The European Court of Human Rights found on Thursday in the case of Gray v Germany (49278/09) no violation of Article 2 (right to life) of ECHR concerning the effective investigation and prosecution of medical doctor before German court for death of his patient in the United Kingdom. The Witten District Court initially found that medical doctor was responsible for patient’s death by negligence as he mixed two drugs. He was thereafter sentenced to suspended sentence of imprisonment and fine. The proceedings have been simultaneously started in the United Kingdom; however, German authorities refused the UK’s request for extradition on the basis of the European Arrest Warrant. The applicants, sons of the deceased patients, thereafter complained before the European Court of Human Rights that “the summary criminal proceedings instituted against U. in Germany had not involved a proper investigation or scrutiny of the facts of the case or the related evidence” (para. 60). The Court, however, did not agree with their claim. It noted that :
… in reality, the applicants complained about the fact that U. was convicted in Germany and not in the United Kingdom where he may have faced a heavier penalty. It notes in this context that the German authorities were obliged to institute criminal proceedings against U. by operation of domestic law once they had learned of his involvement in the events surrounding Mr Gray’s death and consequently had a basis for their decision not to extradite U. to the United Kingdom in accordance with the relevant domestic and international law. The Court would point out in this respect that the procedural guarantees enshrined in Article 2 do not entail a right or an obligation that a particular sentence be imposed on a prosecuted third party under the domestic law of a specific State. It reiterates in this connection that the procedural obligation under Article 2 is not an obligation of result but of means only …(footnotes omitted) (para. 93).
The Court therefore concluded that :
the German authorities have provided for effective remedies with a view to determining the cause of the applicants’ father’s death as well as U.’s related responsibility.
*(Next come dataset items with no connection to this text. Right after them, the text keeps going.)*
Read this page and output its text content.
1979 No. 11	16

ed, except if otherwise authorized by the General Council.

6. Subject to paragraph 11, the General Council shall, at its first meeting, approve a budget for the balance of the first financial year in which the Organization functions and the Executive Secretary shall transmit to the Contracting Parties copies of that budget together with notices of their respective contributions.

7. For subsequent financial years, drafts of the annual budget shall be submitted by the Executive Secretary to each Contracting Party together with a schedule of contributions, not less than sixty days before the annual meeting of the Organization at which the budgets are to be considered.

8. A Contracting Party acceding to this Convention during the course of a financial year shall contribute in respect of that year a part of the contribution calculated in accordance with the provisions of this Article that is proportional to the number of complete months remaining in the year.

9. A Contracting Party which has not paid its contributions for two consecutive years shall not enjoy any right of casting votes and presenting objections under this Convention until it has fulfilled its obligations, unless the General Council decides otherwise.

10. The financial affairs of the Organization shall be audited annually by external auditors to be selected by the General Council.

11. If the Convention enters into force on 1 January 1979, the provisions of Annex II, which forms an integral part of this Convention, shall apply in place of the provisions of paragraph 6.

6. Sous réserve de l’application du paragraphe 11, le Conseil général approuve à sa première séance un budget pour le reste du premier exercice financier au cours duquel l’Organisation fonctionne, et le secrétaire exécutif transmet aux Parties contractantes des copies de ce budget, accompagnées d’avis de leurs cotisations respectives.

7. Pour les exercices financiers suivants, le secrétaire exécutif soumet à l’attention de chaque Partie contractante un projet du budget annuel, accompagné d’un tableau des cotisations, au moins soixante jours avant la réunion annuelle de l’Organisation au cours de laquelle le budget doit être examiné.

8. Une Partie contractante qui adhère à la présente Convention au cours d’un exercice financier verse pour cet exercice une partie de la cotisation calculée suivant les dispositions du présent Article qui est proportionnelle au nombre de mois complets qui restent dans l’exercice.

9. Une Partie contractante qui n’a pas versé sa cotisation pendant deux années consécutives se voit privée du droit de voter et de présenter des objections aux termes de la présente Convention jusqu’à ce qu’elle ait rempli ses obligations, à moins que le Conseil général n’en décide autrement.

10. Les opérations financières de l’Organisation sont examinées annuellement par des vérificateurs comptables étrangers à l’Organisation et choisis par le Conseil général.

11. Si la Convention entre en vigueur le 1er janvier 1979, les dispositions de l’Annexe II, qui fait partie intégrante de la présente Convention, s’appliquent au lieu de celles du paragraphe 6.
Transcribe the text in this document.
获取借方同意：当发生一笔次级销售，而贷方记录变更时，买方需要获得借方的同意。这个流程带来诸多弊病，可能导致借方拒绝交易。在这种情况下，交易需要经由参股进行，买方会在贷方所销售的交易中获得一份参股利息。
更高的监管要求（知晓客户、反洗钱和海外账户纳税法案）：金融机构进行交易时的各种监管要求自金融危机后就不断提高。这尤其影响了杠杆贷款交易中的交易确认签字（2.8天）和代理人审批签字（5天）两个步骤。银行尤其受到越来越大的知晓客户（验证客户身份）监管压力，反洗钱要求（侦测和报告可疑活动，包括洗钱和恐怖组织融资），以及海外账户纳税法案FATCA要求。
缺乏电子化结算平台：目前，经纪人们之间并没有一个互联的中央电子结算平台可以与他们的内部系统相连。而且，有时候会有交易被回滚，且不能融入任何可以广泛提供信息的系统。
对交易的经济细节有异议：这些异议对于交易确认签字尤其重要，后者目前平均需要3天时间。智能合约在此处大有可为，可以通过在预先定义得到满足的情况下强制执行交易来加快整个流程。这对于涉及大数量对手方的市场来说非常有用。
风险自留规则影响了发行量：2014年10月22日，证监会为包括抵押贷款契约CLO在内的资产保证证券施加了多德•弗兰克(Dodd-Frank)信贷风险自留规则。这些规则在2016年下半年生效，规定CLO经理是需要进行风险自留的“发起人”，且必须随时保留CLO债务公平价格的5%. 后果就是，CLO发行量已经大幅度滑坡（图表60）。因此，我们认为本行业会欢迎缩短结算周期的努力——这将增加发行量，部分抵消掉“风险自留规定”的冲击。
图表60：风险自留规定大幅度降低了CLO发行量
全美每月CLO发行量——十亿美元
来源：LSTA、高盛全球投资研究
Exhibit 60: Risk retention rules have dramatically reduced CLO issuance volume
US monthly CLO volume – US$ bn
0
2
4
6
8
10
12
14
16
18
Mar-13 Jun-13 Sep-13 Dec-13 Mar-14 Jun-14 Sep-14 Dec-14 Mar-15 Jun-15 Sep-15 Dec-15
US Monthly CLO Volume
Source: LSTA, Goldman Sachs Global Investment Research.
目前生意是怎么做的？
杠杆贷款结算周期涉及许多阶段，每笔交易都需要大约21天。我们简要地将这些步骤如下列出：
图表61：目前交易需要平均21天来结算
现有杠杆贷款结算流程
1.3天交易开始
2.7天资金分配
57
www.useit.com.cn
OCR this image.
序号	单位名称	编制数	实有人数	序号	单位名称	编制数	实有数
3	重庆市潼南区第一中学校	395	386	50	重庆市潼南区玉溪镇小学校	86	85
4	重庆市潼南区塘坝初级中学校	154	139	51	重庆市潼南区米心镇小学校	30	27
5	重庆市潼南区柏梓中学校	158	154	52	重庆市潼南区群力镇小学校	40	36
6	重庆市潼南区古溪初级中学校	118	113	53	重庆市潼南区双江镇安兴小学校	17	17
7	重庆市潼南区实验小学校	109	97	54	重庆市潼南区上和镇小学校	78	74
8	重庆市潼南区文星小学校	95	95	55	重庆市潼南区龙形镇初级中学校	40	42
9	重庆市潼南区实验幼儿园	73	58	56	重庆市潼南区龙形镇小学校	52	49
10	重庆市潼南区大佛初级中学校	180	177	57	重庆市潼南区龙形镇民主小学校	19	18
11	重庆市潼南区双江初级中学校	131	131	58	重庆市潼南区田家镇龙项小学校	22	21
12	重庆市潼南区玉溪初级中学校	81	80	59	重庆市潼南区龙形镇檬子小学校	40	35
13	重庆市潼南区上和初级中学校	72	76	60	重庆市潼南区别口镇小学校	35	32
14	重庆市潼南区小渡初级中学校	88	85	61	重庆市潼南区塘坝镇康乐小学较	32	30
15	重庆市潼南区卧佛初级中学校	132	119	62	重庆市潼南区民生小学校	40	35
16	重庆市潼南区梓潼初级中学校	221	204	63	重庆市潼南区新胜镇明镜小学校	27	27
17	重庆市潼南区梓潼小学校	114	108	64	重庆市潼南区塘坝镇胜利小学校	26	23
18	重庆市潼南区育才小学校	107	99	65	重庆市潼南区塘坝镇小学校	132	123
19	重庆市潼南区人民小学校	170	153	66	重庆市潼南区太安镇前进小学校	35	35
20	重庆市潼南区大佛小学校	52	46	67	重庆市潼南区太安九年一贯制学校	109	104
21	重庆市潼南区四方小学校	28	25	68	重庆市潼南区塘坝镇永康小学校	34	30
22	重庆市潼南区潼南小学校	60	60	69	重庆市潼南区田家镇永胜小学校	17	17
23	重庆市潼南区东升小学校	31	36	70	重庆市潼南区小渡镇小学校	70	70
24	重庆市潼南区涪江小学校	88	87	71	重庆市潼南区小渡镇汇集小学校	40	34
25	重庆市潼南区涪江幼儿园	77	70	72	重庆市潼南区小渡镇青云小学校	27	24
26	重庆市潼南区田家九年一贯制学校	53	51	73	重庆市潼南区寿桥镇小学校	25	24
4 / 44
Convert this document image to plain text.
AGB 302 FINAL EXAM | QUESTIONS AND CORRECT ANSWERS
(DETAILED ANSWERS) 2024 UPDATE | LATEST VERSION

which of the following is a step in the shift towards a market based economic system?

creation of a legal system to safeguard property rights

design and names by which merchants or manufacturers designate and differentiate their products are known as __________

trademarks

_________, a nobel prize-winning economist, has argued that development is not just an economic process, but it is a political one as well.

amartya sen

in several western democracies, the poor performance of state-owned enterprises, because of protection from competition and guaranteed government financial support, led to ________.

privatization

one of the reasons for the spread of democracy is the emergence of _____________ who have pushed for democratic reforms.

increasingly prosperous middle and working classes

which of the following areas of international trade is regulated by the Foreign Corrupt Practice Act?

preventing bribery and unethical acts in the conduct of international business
There is further nothing to establish that the criminal investigations and proceedings instituted on the initiative of the German authorities in relation to Mr Gray’s death fell short of the procedural guarantees inherent in Article 2 § 1 of the Convention. (para. 95).
The Court’s reasoning and decision are not surpising as they are in the line with its previous case law. Procedural dimension of Article 2 of ECHR establishes only state obligation of conduct but not also of result. States can meet their obligatons under Article 2 of ECHR if they provide an effective investigation and prosecution into medical negligence resulting in patient’s death.